Since gold is a very soft metal, it is typically alloyed with other metals. Pure gold, also known as fine gold, is not suitable for jewelry production as it is prone to scratching and bending.
To compensate for this negative property and achieve greater strength, other metals like silver, copper, palladium, etc., are mixed with pure gold. This process also creates different shades of gold, such as white or rose gold.
The challenge in creating the "ideal" gold alloy lies in finding a balance where the gold content is low enough to achieve the required strength, but not so low that the negative properties of the other alloy components outweigh the benefits.

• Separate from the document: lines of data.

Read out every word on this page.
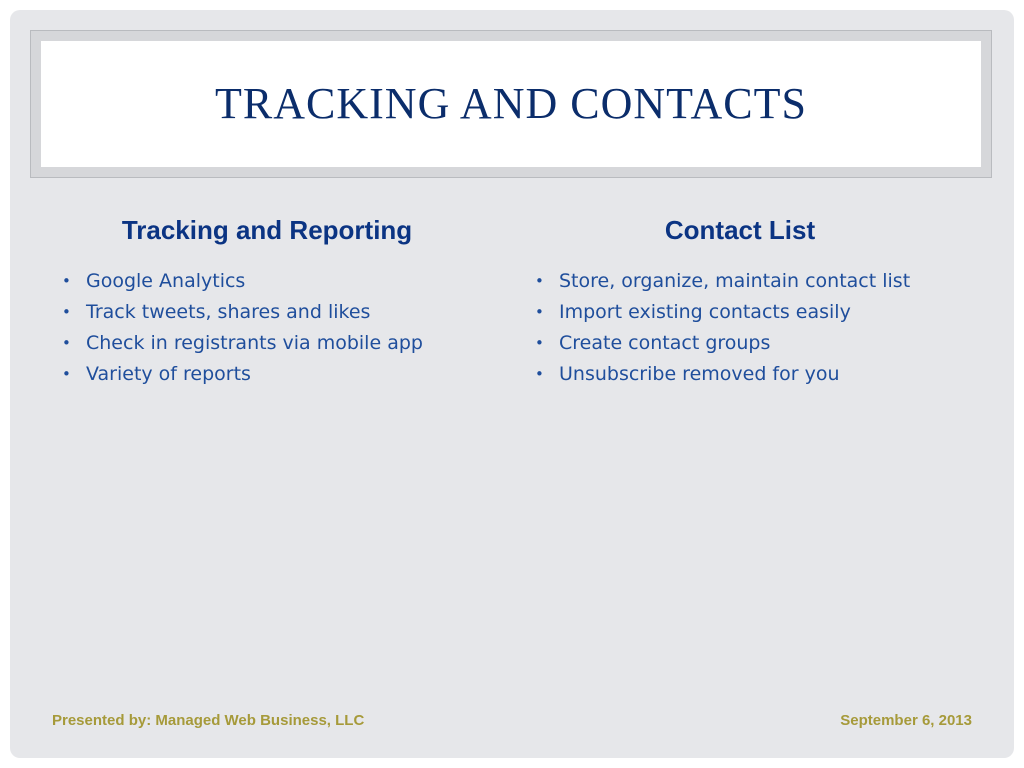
TRACKING AND CONTACTS
Tracking and Reporting
• Google Analytics
• Track tweets, shares and likes
• Check in registrants via mobile app
• Variety of reports
Contact List
• Store, organize, maintain contact list
• Import existing contacts easily
• Create contact groups
• Unsubscribe removed for you
Presented by: Managed Web Business, LLC	September 6, 2013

A higher proportion of other metals in the alloy can make the jewelry more reactive, leading to tarnishing and discoloration due to environmental factors.
Ideally, the gold content should range between 14 and 18 karats. Unlike gemstones, where a carat corresponds to a weight of 0.2 grams, when it comes to gold, karats indicate the gold content in the alloy as a fraction of 24.
So, 24 karat gold corresponds to 100 percent gold content, 18k is 75 percent, and 14k is 58.5 percent. Another way to indicate the purity of an alloy is through thousandths. For example, 18k gold is the same as 750 gold (750/1000), and 14k is 585 gold (585/1000).
For jewelry that would quickly tarnish due to the properties of its alloy, there is the option of electroplating. This involves chemically treating the metal and coating it with a thin layer (such as rhodium) that does not react.